London prepares for India’s highly anticipated Overseas Listing Policy
The landscape of IPO opportunities for ambitious, growth-hungry Indian companies is set to change dramatically once India’s forthcoming Direct Overseas Listing Policy is introduced.
This new policy will allow Indian incorporated companies to list on select overseas stock exchanges by issuing their common equity shares to overseas investors (instead of Depositary Receipts). The Overseas Listing Policy will also allow foreign companies the ability to list on Indian exchanges.
This policy will lead to significant new options available to Indian companies. They will be able to have a primary listing on an overseas exchange of their choice without having to undergo the cumbersome and tax unfavourable process of changing their incorporation to an overseas jurisdiction.
In addition, it is likely that they will no longer need to have a prior domestic listing to access international equity capital, as is the requirement for the issuance of Depositary Receipts.
London: the world’s most international exchange
As the world’s most international stock exchange with nearly 40% of its listed companies being from outside the UK, London stands tall and ready to welcome this new generation of Indian issuers.
In 2020, 25% of the world’s cross-border IPO capital was raised in London, including 15 IPOs and a further 11 introductions and new listings from international companies. Three of London’s five largest IPOs were international.
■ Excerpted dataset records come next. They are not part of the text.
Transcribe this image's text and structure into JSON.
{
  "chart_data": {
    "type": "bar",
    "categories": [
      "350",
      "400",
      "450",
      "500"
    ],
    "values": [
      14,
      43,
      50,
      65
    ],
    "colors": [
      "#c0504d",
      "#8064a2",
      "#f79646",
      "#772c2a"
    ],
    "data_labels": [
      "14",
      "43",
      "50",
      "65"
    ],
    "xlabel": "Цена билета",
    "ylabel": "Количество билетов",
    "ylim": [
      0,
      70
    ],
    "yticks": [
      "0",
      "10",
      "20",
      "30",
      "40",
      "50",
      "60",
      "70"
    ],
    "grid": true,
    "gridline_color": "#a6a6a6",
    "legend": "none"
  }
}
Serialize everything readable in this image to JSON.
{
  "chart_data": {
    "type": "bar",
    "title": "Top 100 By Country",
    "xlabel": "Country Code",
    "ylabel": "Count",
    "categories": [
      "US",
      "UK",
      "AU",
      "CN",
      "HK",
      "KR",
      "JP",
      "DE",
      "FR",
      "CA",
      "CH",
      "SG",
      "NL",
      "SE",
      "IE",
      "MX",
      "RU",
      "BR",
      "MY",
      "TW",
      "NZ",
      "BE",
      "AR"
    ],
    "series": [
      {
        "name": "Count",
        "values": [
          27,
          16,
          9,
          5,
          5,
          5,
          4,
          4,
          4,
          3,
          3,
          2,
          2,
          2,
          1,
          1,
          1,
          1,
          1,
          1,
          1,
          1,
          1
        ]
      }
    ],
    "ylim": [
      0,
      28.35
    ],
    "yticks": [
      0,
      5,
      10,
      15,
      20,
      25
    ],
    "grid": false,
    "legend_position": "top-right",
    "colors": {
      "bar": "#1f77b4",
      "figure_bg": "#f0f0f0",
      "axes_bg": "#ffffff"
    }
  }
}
The appetite for international companies to tap into London’s depth of investor base has remained strong in 2021, with companies listing from North America, Europe, Africa and Asia-Pacific.
London Stock Exchange has a strong historic legacy of supporting Indian companies through its equity and debt markets. Since the mid 1990’s, 71 Indian companies have tapped London’s equity markets and raised £8.5bn ($14.5 bn). We have seen 19 issuers have raised over £13bn on our debt markets by issuing 41 Eurobonds & masala bonds. Moreover, the bulk of world trading in the Global Depositary Receipts (GDRs) of India’s largest and best-known companies takes place on London Stock Exchange’s International Order Book (IOB), the world’s most liquid electronic trading platform for GDRs. The total turnover of Indian GDRs in 2020 on the IOB was $3.76bn, 73% above 2019 numbers. Reliance Industries is one of the most heavily traded GDRs on IOB with more than $11m being traded daily.
Breadth of market structures to suit different needs
The breadth and flexibility of London’s market structures provide strong opportunities for Indian companies to flourish. It’s a market that comfortably accommodates private equity and VC exits, regularly seeing secondary proceeds of more than 40% during an IPO. It’s a market that is open to companies of all sizes, growth stages and sectors - from traditional businesses such as banking, financial services, energy and resources to newer, high-growth sectors including technology and consumer internet, renewable energy and life sciences.
With Tech becoming London’s fastest growing sector for IPO’s (29 tech IPO’s in 2021 and 49% of IPO funds raised), India’s flourishing high growth tech unicorns will find receptive & knowledgeable investors in London who are prepared to accord the right valuation. Prominent non-UK tech companies listed in London include Network International (UAE), Trustpilot (Denmark), Kaspi (Kazakhstan), Avast (Czech Republic) and Tiny Build and Boku (USA).
Those aspiring to adopt the world’s highest corporate governance standards and benefit from inclusion in premium equity indices such as the FTSE 100 & 250 series can choose to have a Premium Listing. A Premium Listing in London means that a company is viewed as a very high-quality investment. Recent examples are the Danish global review platform Trustpilot, the fashion brand Dr. Martens and the cyber security company Darktrace.
Some Indian founders may wish to tap into London’s global investor base but also to maintain control while scaling. In this case, a Standard Listing provides this degree of certainty through dual class shares while also holding the attractive future option of moving onto the Premium segment, where it will have the ability to qualify for the FTSE indexes and access further pools of capital.
Smaller, growth-hungry firms can look to AIM, which has become the world’s most successful growth market and currently attracts businesses from 75 countries. Over its 25 years, AIM companies have raised £121bn; 38% at admission and 62% through further fundraising, highlighting the long-term nature of support provided by investors to companies on the market. Today, 179 of its 837 companies are incorporated overseas – with primary operations taking place in 78 countries, including India. On AIM you can IPO at a significantly smaller size compared to the US markets. In recent years, the average market capitalization of an AIM company at IPO has been $120m, compared to nearly $1bn on Nasdaq.
For more than 150 years, investors have looked to London’s investment funds market as a rich source of innovative and non-correlated income opportunities. Indian funds with underlying income generating assets, such as solar energy & wind farms or toll roads, can tap into public investors through London Stock Exchange Specialist Funds Segment.